We’ve discussed previously on this blog the importance of the LGBT community having straight supporters, and of women being supported by men who are feminists, too—neither of which is a denigration of gays or women; it’s a fact of social movements. When members of the majority pick up a minority cause, it serves to give the cause legitimacy among other members of the majority, and often ends up shaming them into acceptance. Such social trends are of particular interest to me, and so it was with interest I read the following at PSoTD, which mirrors I thought I myself had just this morning:
Right about now, I suspect the folks at the White House are pretty nervous about the Downing Street Memo.
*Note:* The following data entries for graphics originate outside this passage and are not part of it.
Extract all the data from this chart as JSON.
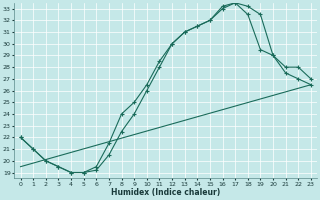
{
  "xlabel": "Humidex (Indice chaleur)",
  "bg_color": "#c5e8e8",
  "line_color": "#1a6b5a",
  "marker": "+",
  "markersize": 3,
  "linewidth": 0.8,
  "xlim": [
    -0.5,
    23.5
  ],
  "ylim": [
    18.5,
    33.5
  ],
  "xticks": [
    0,
    1,
    2,
    3,
    4,
    5,
    6,
    7,
    8,
    9,
    10,
    11,
    12,
    13,
    14,
    15,
    16,
    17,
    18,
    19,
    20,
    21,
    22,
    23
  ],
  "yticks": [
    19,
    20,
    21,
    22,
    23,
    24,
    25,
    26,
    27,
    28,
    29,
    30,
    31,
    32,
    33
  ],
  "line1_x": [
    0,
    1,
    2,
    3,
    4,
    5,
    6,
    7,
    8,
    9,
    10,
    11,
    12,
    13,
    14,
    15,
    16,
    17,
    18,
    19,
    20,
    21,
    22,
    23
  ],
  "line1_y": [
    22,
    21,
    20,
    19.5,
    19,
    19,
    19.2,
    20.5,
    22.5,
    24,
    26,
    28,
    30,
    31,
    31.5,
    32,
    33,
    33.5,
    33.2,
    32.5,
    29,
    27.5,
    27,
    26.5
  ],
  "line2_x": [
    0,
    1,
    2,
    3,
    4,
    5,
    6,
    7,
    8,
    9,
    10,
    11,
    12,
    13,
    14,
    15,
    16,
    17,
    18,
    19,
    20,
    21,
    22,
    23
  ],
  "line2_y": [
    22,
    21,
    20,
    19.5,
    19,
    19,
    19.5,
    21.5,
    24,
    25,
    26.5,
    28.5,
    30,
    31,
    31.5,
    32,
    33.2,
    33.5,
    32.5,
    29.5,
    29,
    28,
    28,
    27
  ],
  "line3_x": [
    0,
    23
  ],
  "line3_y": [
    19.5,
    26.5
  ]
}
Yes, it's a culmination of things, partially. It's the Conyers' hearing. It's the steady drumbeat of press coverage. It's the possibility (probability?) of more documents being released in Britain.

But you have to think that Rove, Bush, McClellan have a growing, gnawing fear that somebody in Washington, somebody in Congress, somebody Republican, is going to say in public what the White House fears most in their game to run the clock out on DSM:

"There should be a Congressional Investigation into the Downing Street documents and the runup to the Iraq War."

Because once that happens, the political game clock will be turned off, and the national history clock will begin.

It's not a matter of when. It's a matter of who. What Republican in today's Congress will be guaranteed a prominent spot in history? The Bush Administration has to wonder.
So there’s our question of the day. Which Republican is going to give the movement in pursuit of a formal inquiry its legitimacy…and shame all but the most shameless members of the GOP into turning their back on King George, remembering, finally, that they are not his subjects, but protectors of our state, entrusted by a public who needs them to now be more loyal to America than to its faltering president.

Who’s it going to be?

(I’m thinking Chris Shays seems the likely candidate. Which is ironic, considering Liebertwat—also from CT—is less likely to say it than Shays.)